Sunday, 2 October 2011

Both Ways is the Only Way I Want It by Maile Meloy

I was watching this arts show, last year or the year before, The View, which ought to be called The Dim View because nobody ever likes anything much. Then a terrible and unprecedented thing happened; one after the other they agreed that Maile Meloy's Both Ways is the Only Way I Want It was just very good. This is to be read. And they were right. There's that clear and distinct prose that allows the occasional unstressed effect to drop you through the story levels like a fast lift. In Travis. B. Chet Moran who through a touch of polio and horse wrangling accidents has a limp.

His father drove him to Great Falls, where the doctors put a steel rod in his good leg from hip to knee. From then on, he walked as though he were turning to himself to ask a question.

His gait is almost a mirror of his mind. He has got into the way of taking on winter ranch minding jobs in Montana which he likes but he senses that he is getting too solitary.

He got afraid of himself that winter; he sensed something dangerous that would break free if he kept so much alone.

For a while he takes an office job in Billings but he realizes that his hip is not up to all that sitting around so again he takes a winter feeding job.

He made it through Christmas, with packages and letters from his mother, but in January he got afraid of himself again. The fear was not particular. It began as a buzzing feeling around his spine, a restlessness without a specific aim.

He's about 21, too young to be talking to his horse so he goes into town and cruises around for some pinochle action or something. There are lights on at the school and people going in so he joins them. He signs up for a class on school law. Beth Travis a young lawyer is giving the class. He talks to her after the class and thus a sort of relationship begins which is complicated by the fact that she has to drive back to the town where she has her day job, a nine and one half hour trip.

He wondered how he might court a girl who was older, and a lawyer, a girl who lived clear across the state and couldn't think about anything but that distance. He felt a strange sensation in his chest, but it wasn't the restlessness he had felt before.

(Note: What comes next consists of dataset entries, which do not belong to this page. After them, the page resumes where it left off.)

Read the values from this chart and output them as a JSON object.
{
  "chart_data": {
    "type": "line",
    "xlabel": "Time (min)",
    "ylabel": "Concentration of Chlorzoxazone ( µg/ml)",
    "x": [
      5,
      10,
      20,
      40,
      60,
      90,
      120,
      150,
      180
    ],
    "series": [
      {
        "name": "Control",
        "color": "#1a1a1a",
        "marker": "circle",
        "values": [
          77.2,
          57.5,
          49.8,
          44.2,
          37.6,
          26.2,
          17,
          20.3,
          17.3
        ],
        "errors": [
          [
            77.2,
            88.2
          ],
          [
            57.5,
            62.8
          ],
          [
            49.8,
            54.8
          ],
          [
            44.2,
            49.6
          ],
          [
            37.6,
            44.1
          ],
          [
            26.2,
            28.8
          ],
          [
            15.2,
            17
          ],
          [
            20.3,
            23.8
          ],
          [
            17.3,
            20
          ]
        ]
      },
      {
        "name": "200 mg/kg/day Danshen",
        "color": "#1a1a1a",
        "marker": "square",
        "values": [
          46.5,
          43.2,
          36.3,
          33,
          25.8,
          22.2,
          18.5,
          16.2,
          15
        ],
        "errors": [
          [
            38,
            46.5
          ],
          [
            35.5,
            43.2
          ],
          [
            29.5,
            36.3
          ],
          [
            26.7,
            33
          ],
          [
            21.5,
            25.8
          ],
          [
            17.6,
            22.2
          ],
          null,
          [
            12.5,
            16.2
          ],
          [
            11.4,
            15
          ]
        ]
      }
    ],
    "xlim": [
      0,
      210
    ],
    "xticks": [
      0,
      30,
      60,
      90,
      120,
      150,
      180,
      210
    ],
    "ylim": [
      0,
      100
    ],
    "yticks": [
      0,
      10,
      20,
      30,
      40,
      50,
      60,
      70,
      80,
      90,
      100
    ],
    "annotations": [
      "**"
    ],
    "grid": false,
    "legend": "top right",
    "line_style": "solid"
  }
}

Maloy has the ability to get into the mind of the young man. She's a friendly anima. Travis. B. goes on to its denouement with that accumulation of detail that builds a believable world.

Only a couple of the stories in the collection of 11 drop below a very high standard. If you like the short story form especially the American short story where they do what Ernie said they should, leave something out that only the author knows is left out, this is a treat.